Between January 2016 and February 2022 consecutive patients undergoing an epicardial puncture for VT ablation were included. Different puncture techniques were analysed and occurrence of epicardial access-related complications as well as the safety of low ionic 0.45% saline (half-normal saline [HNS]) and nonionic 5% dextrose in water (D5W) compared to standard 0.9% normal saline investigated. VT recurrence rates, rehospitalizations as well as mortality rates during a mean follow-up of 37 ± 23 months were reported. 

 

Results: 

197 patients undergoing a total of 239 procedures were included (59.8 ± 15.3 years, 86% males). Of them 154 patients (78%) suffered from non-ischemic cardiomyopathies with a mean LVEF of 37 ± 14. Anterior-oriented epicardial access was aimed for in all cases and was successful in 217 (91%) of all procedures, whereas in 19 cases (8%) an inferior oriented access and in 3 procedures (1%) a surgical access was obtained due to severe adhesions or anatomical requirements. HNS/D5W was used in 145 cases, normal saline in 94 procedures. Epicardial puncture-related complications occurred in 18 (8%) of all procedures with pericardial bleeding in 9, pericardial tamponade in 1, pneumothorax in 5, pneumopericardium in 1 and abdominal puncture in 2 cases. Presence of adhesions could be identified as the only independent predictor of epicardial access-related complications. The clinical VT could be eliminated in 80% and 74% of all patients were rendered non-inducible at the end of the procedure with no differences between irrigation fluid groups. During follow-up 48% of all patients were free from VTs (irrespective of irrigation management) and 17% of all patients died due to cardiovascular causes.
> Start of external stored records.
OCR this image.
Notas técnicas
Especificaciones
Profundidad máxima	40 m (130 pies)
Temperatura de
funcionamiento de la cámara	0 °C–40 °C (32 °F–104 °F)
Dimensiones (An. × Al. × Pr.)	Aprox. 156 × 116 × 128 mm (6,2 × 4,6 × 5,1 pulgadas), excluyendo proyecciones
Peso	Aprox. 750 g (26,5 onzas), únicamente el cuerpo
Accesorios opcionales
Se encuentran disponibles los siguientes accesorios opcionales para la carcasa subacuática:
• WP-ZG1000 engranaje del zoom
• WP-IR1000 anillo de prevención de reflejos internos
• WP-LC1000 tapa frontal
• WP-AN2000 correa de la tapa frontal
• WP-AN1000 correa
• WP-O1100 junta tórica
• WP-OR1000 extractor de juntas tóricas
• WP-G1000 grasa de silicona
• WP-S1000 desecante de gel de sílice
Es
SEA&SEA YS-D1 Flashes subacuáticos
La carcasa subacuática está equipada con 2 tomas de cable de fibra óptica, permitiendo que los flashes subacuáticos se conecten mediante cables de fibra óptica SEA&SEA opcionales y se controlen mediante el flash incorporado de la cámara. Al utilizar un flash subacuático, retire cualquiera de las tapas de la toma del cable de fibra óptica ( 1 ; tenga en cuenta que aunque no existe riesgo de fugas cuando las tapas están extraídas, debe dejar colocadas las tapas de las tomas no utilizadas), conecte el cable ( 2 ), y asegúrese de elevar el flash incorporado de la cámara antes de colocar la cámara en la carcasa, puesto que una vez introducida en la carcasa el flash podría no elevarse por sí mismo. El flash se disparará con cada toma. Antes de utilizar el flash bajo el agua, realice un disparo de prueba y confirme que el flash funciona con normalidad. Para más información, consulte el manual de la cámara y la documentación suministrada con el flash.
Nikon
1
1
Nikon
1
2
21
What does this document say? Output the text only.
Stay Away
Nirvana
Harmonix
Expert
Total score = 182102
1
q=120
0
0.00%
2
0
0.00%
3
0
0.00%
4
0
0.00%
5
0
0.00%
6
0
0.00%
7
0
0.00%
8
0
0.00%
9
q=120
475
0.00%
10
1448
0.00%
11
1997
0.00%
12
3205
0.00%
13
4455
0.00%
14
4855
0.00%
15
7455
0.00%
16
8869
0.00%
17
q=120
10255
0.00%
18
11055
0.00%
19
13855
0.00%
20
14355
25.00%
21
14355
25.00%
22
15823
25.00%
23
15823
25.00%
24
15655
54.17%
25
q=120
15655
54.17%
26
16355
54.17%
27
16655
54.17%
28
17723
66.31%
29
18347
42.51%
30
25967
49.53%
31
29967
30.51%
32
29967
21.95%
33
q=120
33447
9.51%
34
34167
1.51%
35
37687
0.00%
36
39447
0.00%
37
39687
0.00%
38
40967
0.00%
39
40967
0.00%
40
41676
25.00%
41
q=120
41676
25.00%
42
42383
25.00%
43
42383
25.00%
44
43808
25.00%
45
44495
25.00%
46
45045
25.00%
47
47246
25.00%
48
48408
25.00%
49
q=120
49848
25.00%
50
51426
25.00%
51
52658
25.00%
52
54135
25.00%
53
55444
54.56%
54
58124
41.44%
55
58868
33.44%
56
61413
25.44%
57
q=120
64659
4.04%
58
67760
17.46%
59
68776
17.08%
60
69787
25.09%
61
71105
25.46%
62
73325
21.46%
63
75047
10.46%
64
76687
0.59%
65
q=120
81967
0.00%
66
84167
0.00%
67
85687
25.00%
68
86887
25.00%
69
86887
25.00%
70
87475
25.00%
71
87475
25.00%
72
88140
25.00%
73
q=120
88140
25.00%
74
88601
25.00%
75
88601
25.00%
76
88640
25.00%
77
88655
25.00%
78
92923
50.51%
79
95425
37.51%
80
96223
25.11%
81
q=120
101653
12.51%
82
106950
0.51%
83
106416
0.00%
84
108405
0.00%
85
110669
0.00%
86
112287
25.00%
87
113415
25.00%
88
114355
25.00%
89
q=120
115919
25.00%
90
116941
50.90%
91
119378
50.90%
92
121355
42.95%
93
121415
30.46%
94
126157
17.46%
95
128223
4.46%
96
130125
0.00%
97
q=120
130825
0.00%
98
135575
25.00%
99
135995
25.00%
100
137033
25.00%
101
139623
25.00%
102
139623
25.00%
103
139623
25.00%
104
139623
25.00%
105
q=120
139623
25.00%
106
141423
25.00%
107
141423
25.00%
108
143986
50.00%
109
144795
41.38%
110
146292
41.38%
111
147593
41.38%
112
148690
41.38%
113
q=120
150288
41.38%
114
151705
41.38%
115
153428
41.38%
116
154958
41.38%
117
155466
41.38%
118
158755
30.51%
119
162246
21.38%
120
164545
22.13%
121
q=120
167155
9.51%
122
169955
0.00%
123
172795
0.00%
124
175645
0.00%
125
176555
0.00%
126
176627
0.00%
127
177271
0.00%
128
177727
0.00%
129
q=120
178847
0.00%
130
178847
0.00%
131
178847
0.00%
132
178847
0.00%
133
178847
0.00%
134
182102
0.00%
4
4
Independent predictors of VT recurrence were presence of electrical storm and the number of VTs inducible, whereas increasing age, adhesions, worse LVEF and length of ICU stay were independent predictors of subsequent mortality. 

Conclusions: 

 

In this large single-centre experience pericardial access and ablation was safe and feasible. Long-term VT recurrence rates as well as mortality were high advocating for a highly experienced, interdisciplinary approach. Usage of HNS/D5W was safe, but not associated with higher short or long-term VT-freedom.